As the UK descends into hysteria around petrol and pasties, I have been reflecting for the last week on Peter Rothwell’s recent Lancet papers about cancer prevention and the role of aspirin. Basically, daily low-dose aspirin not only prevents development of new cancer, but also the spread of cancer. Aspirin is one of the oldest drugs in the drug cabinet of hospital wards and GP surgeries, but we continue to discover more about its roles in medicine. As new evidence appears on the horizon, the information and guidelines for practising doctors and their patients still continues to change. There are inevitably time delays in how quickly new information filters through healthcare settings and broader society, and how it is interpreted by both the patient and the doctor.

Aspirin has several different uses which are proven by large bodies of evidence, including as a painkiller, prevention of cardiovascular disease in people at risk (primary prevention) and people with known cardiovascular disease (secondary prevention) and now for prevention of cancer. I always love to refer back to the Hippocratic Oath, and so we have to weigh aspirin’s harms with these many benefits. The main harm with aspirin is bleeding, particularly people who have a tendency towards bleeding anyway, e.g. individuals with history of gastric ulcers.

Interestingly, as the new data is emerging about the long-term preventive effects on cancer, the use of aspirin for two other indications is in decline due to evidence of not that much good when weighed against the risk of bleeding. First, most doctors do not recommend low-dose aspirin for primary prevention of cardiovascular disease, largely due to available data from meta-analyses showing that it does not change mortality in diabetics or non-diabetics. Second, in patients with atrial fibrillation, a heart rhythm problem which increases risk of stroke, aspirin is no longer recommended, yet most guidelinesaround the world still include it. So while we can recommend aspirin for long-term cancer prevention, we may not be able to recommend it in healthy individuals for long-term stroke prevention.

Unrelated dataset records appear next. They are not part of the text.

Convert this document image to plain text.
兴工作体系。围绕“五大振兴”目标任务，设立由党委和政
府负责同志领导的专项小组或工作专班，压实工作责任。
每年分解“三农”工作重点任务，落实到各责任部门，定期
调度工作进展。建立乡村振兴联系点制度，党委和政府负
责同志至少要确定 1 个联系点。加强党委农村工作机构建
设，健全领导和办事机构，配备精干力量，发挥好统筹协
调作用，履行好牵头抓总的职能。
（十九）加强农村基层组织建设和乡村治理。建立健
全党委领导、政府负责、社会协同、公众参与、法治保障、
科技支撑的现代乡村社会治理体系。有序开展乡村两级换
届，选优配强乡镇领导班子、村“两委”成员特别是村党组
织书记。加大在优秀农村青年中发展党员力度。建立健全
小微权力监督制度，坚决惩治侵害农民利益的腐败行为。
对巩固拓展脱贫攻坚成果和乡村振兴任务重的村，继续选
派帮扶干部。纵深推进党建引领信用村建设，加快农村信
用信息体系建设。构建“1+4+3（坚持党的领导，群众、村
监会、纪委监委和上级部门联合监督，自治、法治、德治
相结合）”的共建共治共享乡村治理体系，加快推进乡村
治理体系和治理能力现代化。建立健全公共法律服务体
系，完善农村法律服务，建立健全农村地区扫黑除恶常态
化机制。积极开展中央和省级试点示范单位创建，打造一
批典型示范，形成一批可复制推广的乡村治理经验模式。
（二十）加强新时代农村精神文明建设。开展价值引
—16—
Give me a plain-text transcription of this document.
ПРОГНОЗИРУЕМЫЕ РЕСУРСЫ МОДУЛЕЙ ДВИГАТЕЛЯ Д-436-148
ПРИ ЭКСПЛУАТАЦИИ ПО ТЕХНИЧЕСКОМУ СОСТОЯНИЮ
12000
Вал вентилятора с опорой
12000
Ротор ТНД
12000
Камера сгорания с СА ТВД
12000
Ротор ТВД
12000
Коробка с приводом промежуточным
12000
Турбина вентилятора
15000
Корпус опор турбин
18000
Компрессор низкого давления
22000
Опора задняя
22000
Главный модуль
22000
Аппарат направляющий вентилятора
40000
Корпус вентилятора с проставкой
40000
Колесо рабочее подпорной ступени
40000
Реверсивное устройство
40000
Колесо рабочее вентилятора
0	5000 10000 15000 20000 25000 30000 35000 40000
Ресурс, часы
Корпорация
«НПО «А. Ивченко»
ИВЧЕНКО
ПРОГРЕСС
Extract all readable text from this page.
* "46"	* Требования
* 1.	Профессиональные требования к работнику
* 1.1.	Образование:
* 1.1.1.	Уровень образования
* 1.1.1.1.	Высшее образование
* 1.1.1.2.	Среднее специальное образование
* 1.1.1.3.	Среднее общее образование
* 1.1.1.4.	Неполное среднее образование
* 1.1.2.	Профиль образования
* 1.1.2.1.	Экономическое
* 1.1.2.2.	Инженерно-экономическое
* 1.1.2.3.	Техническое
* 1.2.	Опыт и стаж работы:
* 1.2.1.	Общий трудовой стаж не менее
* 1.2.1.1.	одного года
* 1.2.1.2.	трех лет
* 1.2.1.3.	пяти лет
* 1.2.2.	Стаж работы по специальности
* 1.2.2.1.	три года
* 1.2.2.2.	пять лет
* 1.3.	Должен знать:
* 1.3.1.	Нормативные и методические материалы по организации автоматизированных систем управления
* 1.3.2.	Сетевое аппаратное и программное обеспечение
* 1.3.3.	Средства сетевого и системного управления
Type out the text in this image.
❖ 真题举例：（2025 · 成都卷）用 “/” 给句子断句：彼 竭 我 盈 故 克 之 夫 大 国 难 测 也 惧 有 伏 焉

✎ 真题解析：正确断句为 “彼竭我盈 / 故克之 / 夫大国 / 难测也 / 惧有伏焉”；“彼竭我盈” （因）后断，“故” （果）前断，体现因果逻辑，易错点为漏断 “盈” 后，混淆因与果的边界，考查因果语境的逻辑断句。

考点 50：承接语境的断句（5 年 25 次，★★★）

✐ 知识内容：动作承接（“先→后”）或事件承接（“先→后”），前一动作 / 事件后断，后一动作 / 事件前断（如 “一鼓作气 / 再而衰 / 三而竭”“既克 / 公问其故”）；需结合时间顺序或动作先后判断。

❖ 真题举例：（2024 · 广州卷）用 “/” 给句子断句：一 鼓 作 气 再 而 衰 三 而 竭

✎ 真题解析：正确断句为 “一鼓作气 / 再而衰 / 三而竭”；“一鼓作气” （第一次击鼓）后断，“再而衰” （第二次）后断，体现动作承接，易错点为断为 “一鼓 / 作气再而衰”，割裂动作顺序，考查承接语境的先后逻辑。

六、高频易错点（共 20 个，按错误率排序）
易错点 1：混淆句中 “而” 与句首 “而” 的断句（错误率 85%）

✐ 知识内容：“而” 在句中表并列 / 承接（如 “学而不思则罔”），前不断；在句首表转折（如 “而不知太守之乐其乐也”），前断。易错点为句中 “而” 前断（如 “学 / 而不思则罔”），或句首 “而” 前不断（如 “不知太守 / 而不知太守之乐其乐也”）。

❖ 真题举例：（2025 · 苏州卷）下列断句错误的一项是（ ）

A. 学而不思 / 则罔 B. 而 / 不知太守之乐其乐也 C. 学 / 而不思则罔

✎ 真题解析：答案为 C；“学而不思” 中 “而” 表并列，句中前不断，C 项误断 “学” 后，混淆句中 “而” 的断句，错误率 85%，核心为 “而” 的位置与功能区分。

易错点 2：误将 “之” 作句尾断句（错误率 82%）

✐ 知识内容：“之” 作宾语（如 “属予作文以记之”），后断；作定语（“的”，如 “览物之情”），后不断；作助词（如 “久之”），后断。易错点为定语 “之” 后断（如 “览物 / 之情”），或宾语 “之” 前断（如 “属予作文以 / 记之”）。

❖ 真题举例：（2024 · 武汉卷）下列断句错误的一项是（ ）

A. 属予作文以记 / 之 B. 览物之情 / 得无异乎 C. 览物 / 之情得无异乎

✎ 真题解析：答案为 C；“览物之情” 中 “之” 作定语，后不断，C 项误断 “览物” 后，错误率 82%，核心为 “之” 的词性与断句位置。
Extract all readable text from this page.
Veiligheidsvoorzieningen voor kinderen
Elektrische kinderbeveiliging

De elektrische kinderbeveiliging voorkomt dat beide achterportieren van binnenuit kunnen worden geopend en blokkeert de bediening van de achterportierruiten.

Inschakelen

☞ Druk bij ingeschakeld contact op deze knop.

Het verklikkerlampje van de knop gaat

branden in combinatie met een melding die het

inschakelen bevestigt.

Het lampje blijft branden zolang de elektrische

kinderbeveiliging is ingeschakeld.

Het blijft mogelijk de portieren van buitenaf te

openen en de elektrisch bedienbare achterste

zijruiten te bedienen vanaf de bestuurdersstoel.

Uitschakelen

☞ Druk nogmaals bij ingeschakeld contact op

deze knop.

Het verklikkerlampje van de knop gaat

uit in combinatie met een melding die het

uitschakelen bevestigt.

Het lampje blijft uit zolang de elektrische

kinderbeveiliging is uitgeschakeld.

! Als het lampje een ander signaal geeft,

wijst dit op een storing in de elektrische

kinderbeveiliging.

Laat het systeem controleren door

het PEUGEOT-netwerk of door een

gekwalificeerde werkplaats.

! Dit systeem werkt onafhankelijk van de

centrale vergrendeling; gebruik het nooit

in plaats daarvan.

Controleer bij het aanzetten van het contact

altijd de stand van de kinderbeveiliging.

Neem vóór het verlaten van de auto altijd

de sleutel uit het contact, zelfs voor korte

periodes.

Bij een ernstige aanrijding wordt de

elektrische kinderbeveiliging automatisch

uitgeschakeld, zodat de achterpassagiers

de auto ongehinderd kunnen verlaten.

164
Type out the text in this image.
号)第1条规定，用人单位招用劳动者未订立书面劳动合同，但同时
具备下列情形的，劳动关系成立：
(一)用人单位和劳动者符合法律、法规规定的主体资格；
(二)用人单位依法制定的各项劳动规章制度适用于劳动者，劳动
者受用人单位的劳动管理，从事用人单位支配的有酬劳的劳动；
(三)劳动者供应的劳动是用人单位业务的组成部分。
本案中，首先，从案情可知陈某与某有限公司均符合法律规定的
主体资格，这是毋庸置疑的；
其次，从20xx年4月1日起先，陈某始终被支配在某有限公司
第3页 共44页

Evidence-based medicine is following a moving target of diseases and treatments and so the evidence is also always changing, even for drugs as old as aspirin. So for newer drugs, you can begin to imagine how little we know. The challenge is to keep all people, both doctors and patients up-to-date with all available evidence and guidelines. However, we know that this is difficult, given that both doctors do not always follow guidelines and people do not generally like to take tablets. Notably, most news reports covering the “aspirin and cancer” story advised people to go and see their doctor before starting the drug. Fergus Walsh, of the BBC, quoted a notable academic, “Doctors were good at treating disease, but when it came to preventing ill-health then people had to make their own judgements”. I agree. I wonder whether people have as much chance of making the “right decision” themselves. And before you ask, I do not take an aspirin a day yet, but I did start cycling to work again this week. One preventive step at a time.